Candidata recusa assinar documento de renúncia

Lisboa – Volvidas 48 horas, a militante do MPLA Graciete Edine Dombolo Chivaca Sungua ainda não assinou a declaração oficial que atesta a sua desistência da candidatura ao cargo de Secretária-Geral da OMA. De acordo com apurações, a mesma recusa-se a assinar qualquer documento apesar de ter decido não desobedecer a vontade do líder

Crise interna no MPLA exposta pela recusa de Graciete Sungua

A reunião do BP do MPLA, em que foi obrigada a retirar-se da corrida, foi marcada por tensão. Inicialmente, a direção do partido havia confiado à vice-presidente Mara Quiosa a missão de conversar em separado com a candidata, de modo a persuadi-la a desistir da corrida, mas esta não teve argumentos suficientes para desmobilizar Graciete Sungua.

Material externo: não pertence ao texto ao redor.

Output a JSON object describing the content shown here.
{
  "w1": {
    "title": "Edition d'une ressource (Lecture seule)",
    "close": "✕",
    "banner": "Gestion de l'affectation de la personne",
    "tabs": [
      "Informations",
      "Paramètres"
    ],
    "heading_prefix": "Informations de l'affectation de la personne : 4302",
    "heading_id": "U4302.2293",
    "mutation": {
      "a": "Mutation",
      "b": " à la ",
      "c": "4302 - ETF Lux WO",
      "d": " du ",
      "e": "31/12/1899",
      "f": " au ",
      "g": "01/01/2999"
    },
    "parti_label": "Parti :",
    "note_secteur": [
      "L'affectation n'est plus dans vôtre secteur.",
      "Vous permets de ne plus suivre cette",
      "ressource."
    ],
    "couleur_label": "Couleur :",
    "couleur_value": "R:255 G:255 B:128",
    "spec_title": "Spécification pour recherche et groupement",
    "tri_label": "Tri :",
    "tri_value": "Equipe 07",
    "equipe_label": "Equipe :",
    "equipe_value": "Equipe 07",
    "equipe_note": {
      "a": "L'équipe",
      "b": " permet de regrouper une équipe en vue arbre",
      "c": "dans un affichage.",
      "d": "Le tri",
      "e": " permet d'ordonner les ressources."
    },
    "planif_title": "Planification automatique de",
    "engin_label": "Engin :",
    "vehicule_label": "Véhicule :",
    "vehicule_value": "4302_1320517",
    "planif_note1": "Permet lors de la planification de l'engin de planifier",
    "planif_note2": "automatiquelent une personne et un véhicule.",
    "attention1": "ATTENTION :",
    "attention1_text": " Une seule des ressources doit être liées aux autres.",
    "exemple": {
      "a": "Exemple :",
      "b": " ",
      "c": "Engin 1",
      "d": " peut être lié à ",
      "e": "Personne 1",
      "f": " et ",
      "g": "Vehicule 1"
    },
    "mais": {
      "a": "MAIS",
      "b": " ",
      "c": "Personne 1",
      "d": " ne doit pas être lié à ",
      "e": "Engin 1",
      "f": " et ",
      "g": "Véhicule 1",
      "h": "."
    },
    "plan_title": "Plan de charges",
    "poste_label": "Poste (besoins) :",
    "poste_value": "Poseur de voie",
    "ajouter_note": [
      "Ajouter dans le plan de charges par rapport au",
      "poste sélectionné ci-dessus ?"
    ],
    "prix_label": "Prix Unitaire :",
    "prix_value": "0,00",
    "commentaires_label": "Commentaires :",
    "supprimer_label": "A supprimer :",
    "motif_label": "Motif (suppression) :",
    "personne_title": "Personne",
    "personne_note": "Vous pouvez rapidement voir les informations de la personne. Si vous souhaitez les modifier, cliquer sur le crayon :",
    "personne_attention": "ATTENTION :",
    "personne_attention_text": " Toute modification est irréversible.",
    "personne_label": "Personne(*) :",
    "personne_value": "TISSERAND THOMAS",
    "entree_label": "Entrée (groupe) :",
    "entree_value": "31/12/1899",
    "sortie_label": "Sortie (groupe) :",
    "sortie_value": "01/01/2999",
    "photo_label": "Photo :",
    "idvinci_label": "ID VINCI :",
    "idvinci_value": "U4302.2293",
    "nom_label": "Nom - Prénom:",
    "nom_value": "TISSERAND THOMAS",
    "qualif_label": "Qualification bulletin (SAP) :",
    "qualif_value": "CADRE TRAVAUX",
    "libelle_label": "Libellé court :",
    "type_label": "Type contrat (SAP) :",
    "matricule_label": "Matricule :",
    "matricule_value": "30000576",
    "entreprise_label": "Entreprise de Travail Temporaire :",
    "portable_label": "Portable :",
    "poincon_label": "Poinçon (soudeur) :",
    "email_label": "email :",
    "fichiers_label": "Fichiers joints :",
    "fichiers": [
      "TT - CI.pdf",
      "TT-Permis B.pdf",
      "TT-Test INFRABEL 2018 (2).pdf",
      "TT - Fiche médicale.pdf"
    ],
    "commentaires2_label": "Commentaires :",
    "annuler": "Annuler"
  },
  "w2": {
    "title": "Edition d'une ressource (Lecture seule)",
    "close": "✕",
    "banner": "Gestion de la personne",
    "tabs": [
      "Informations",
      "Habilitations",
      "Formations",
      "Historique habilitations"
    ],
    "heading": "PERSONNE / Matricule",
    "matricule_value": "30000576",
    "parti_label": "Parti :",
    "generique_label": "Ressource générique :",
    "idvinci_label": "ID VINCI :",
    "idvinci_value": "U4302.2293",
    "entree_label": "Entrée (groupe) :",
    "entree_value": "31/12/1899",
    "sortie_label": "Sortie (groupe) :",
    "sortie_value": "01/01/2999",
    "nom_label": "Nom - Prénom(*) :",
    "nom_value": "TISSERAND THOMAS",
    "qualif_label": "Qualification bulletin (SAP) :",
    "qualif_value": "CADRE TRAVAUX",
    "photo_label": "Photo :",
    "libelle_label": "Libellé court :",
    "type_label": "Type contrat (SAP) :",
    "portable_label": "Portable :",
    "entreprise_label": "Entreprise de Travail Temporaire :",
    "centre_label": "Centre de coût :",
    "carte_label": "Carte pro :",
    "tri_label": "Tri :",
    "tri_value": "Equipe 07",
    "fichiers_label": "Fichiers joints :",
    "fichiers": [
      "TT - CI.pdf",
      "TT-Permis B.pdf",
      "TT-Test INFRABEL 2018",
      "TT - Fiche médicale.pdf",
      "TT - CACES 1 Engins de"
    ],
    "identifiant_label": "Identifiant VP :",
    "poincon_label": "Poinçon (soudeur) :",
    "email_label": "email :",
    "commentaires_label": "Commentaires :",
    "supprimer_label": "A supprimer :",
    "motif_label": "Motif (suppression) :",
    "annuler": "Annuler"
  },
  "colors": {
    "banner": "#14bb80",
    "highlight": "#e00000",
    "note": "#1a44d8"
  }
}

Quando a direção do partido chegou à reunião, o líder João Lourenço, ao notar que as coisas não estavam a seguir o rumo planeado, teria chamado Mara Quiosa e Paulo Pombolo para manifestar desagrado, uma vez que não estava previsto que se chegasse ao ponto de, na presença de todos, terem de convencer a candidata a desistir. Mesmo assim, Graciete recusou-se a assinar a declaração de renúncia, apesar das ameaças de represálias.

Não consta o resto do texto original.